Usually we answer questions like these and expect to replicate results before recommending dissemination and implementation. While a purist might worry about premature implementation, the egregious delay for first-episode psychosis treatment revealed in this study demonstrates that we cannot wait a decade to provide more comprehensive care earlier in the trajectory of schizophrenia. With this in mind, the National Institute of Mental Health has announced the Early Psychosis Intervention Network (EPINET) for implementing the findings of RAISE within a learning health care system (http://www.nimh.nih.gov/concept-clearance/EPINET). Instead of moving research to practice, the intent of EPINET is to move practice to research: engaging patients, families, providers, and clinics to optimize first-episode psychosis treatment by collecting data on outcomes and improving care iteratively. EPINET will also move even earlier in the trajectory to preempt the first episode in youth at high risk for psychosis. The success of this approach will not only require evidence of efficacy but commitments of public and private insurers to support comprehensive care early in the illness as an investment to ensure better outcomes and reduce subsequent costs.
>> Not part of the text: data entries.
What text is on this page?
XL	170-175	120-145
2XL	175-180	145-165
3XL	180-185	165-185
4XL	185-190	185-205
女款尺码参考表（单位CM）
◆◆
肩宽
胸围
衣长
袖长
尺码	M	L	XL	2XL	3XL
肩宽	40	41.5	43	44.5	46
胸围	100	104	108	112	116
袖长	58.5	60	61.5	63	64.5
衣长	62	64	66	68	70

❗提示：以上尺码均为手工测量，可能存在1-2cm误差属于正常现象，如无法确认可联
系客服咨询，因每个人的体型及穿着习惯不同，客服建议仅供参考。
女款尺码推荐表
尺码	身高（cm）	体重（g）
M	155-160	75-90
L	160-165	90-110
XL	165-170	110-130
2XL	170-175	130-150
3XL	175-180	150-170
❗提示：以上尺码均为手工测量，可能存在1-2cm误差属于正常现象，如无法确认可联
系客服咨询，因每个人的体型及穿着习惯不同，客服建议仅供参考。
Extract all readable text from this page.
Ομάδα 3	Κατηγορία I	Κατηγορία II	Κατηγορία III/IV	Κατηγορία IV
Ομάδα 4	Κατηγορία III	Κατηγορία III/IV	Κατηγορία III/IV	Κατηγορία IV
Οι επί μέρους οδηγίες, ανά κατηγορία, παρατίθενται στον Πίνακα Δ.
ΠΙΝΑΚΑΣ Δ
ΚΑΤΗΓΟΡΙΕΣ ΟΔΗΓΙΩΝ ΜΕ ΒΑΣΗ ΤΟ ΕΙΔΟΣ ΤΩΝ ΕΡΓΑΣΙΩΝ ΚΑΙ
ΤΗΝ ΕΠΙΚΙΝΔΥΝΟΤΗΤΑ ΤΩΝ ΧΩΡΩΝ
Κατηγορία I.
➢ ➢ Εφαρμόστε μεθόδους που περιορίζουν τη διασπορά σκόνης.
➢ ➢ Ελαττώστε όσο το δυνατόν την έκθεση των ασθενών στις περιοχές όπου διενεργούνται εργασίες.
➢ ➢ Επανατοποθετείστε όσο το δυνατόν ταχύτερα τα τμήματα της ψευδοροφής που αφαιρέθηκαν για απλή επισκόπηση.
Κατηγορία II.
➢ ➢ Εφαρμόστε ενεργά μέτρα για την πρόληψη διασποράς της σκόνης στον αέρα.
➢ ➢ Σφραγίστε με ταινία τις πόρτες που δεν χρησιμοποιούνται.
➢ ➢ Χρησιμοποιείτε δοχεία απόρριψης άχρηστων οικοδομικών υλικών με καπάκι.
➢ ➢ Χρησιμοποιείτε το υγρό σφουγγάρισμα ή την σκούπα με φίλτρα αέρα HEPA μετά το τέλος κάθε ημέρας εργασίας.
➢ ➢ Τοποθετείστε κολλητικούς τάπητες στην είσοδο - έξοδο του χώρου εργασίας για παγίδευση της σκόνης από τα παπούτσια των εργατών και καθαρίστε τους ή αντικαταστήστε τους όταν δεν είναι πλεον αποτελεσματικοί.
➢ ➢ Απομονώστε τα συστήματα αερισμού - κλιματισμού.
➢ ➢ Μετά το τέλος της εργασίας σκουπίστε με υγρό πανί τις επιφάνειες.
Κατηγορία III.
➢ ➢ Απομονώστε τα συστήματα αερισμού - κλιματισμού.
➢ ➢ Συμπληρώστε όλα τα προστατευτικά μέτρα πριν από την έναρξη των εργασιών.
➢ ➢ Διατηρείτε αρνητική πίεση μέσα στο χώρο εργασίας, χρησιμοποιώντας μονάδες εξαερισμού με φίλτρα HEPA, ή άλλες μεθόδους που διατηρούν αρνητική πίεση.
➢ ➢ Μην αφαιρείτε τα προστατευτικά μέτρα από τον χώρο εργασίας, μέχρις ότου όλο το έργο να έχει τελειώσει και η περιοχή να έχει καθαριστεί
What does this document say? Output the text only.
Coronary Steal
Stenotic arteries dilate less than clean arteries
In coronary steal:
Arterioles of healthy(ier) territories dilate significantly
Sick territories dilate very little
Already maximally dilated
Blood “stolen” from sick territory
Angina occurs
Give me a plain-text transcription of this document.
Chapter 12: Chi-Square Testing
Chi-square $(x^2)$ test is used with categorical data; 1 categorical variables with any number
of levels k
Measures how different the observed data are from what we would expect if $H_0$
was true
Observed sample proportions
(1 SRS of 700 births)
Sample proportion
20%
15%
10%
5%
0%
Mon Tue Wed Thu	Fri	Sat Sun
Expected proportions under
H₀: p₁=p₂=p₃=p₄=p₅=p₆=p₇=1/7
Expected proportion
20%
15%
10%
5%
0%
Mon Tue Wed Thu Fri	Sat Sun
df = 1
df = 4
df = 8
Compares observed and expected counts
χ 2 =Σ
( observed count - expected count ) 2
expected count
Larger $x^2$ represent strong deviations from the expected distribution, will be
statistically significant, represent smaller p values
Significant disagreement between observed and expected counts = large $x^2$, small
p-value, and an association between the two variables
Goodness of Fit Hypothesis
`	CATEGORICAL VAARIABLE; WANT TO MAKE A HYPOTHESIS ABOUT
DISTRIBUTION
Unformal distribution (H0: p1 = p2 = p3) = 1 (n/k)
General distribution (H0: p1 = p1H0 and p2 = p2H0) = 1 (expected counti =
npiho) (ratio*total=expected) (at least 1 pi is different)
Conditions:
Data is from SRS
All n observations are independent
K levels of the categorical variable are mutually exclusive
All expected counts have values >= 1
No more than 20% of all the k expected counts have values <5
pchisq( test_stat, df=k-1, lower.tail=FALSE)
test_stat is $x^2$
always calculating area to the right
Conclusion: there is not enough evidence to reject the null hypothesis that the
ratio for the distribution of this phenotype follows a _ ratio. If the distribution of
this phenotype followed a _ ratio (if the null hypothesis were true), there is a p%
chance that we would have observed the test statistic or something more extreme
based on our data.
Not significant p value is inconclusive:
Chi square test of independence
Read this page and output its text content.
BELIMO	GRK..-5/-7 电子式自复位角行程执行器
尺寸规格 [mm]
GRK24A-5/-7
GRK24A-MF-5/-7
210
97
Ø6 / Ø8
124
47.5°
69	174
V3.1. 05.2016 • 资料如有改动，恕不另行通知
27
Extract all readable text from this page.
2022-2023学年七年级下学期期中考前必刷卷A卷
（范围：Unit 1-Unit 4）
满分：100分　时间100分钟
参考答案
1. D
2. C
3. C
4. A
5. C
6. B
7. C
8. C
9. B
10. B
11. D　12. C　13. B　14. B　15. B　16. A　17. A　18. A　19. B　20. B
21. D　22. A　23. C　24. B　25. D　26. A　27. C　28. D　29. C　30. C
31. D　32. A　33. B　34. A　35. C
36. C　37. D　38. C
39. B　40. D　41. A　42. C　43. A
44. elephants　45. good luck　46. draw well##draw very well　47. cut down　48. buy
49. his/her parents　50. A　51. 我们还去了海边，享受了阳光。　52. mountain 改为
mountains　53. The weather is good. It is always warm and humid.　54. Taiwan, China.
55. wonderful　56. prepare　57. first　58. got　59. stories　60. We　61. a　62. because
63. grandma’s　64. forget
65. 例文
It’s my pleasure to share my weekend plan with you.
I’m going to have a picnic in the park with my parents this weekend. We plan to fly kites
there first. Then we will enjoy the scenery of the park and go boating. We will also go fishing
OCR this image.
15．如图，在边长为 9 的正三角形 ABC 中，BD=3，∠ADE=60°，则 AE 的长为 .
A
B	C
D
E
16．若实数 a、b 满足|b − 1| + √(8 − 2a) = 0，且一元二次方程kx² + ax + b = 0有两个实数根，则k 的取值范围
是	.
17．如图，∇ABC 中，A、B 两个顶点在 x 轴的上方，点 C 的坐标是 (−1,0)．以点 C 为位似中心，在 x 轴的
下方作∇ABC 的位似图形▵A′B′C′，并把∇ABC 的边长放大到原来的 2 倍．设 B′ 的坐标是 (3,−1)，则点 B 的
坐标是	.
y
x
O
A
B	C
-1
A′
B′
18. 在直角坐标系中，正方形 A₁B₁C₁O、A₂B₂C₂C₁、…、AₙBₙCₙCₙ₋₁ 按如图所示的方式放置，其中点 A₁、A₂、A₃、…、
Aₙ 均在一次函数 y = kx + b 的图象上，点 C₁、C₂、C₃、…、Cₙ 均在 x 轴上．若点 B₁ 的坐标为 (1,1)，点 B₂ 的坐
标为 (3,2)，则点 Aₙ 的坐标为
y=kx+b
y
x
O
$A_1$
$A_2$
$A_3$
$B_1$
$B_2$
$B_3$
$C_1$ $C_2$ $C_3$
If our experience with acute lymphoblastic leukemia is predictive of what can happen for young people with schizophrenia, RAISE should sound a hopeful note. While there is every reason to seek new and better treatments for schizophrenia, RAISE reminds us that we can achieve better outcomes by adapting the medical and psychosocial treatments we have today. As with acute lymphoblastic leukemia, the path to better outcomes depends on better organization of care and a commitment to continuous quality improvement. In the case of first-episode psychosis, that path includes early detection, training providers in comprehensive team-based approaches, combining several modalities of treatment and support, and orienting care around shared decision-making and patient preference. Sadly, this approach does not (yet) lead to a cure rate of 80%—schizophrenia may be a much tougher target than acute lymphoblastic leukemia. Of course, the transformation of acute lymphoblastic leukemia care began in 1970. We are still comparatively early in the process of transforming care for young people with schizophrenia. RAISE represents just the beginning of the change of our expectations for recovery after a first episode of psychosis.